I still think that ESA is a step forward from the previous system. Under incapacity benefit, people were either found fit for work and claimed JSA, or given unconditional financial support. Under the new system, financial support is given while at the same time support can be given to keep people close to the labour market and in the best position to return to work at some point in the future. The work-related activity group, however, has evolved significantly and I will highlight three broad areas of concern: the sort of claimants being placed in the WRAG; the quality of the support provided; and the restrictions on receiving WRAG and the reduction in value of the payments.
I have long believed that many people who should be placed in the support group are instead in the WRAG. One constituent explained to me that once she had been placed in the WRAG she received a letter asking her in for a work-focused interview. The letter was mainly about what would happen to her if she did not attend, which made her anxious.
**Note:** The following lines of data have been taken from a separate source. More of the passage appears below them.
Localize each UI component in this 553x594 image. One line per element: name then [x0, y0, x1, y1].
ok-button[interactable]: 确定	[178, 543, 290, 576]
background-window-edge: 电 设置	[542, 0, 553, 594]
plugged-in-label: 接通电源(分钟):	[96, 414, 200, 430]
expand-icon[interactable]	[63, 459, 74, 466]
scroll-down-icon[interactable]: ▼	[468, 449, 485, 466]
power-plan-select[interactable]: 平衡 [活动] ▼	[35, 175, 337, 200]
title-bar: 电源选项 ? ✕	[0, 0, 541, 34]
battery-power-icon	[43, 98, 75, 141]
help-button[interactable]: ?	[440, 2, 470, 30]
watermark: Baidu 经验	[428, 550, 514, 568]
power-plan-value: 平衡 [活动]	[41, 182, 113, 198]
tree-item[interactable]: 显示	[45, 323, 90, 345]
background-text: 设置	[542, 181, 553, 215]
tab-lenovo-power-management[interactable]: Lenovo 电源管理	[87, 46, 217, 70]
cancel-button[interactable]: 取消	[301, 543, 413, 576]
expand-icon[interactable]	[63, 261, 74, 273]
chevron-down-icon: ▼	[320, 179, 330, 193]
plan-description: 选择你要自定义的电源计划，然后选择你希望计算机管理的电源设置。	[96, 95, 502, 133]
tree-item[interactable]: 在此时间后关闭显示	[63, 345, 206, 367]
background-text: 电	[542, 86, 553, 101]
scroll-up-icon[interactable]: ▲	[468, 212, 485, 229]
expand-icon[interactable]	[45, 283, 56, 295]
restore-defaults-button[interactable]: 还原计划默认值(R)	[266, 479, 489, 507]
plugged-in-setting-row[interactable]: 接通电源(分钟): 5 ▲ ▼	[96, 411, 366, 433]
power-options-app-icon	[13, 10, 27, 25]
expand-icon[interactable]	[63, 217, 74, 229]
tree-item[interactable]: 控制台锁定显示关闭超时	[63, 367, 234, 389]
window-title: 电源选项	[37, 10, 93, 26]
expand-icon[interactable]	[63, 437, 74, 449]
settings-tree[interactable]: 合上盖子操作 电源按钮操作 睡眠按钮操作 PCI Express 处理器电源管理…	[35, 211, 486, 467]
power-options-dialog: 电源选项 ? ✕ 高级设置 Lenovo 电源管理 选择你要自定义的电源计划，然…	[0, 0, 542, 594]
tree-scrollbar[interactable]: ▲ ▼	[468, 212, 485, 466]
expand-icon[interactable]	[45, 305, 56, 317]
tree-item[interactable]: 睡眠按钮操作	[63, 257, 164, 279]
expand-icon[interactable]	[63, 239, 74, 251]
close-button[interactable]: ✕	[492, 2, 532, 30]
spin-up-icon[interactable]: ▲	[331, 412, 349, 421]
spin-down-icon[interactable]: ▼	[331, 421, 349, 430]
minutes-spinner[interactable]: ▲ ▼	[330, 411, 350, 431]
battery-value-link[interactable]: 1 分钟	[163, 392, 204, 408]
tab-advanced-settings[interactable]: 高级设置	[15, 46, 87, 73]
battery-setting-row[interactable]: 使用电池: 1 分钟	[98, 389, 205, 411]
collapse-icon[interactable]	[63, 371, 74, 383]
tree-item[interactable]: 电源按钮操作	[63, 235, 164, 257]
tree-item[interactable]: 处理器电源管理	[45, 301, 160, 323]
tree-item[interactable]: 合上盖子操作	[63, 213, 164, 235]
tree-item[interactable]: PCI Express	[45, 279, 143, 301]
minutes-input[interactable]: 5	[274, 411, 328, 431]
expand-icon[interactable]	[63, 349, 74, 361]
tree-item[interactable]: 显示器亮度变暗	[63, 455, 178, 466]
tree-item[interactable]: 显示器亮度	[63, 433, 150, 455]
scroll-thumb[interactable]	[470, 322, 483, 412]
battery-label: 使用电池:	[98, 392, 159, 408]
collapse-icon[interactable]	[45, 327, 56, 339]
In the event, the interview was short and the adviser agreed that she was in no way ready for work activities and told her that she need not come back until the outcome of her appeal to be in the support group, which she eventually won. Other constituents have been told that they need not return for a year. One was told that she certainly did not need to return for some considerable time when she attended the work-focused interview with her oxygen tank. Parkinson’s UK told me that some of its clients are being placed in the WRAG despite the fact that Parkinson’s disease is a degenerative condition that will not improve over time.
On the one hand, such outcomes—especially if people are told, “We don’t need to see you for another year”—can be a relief for some claimants but, on the other hand, that makes a mockery of the idea of ESA being about moving towards employment. People might sit in the WRAG for long periods, and at least one of my constituents, with whom I am in fairly regular contact, has been in the WRAG throughout the time that I have been an MP, since 2010. She was first assessed in 2009 and is still in the WRAG in 2015.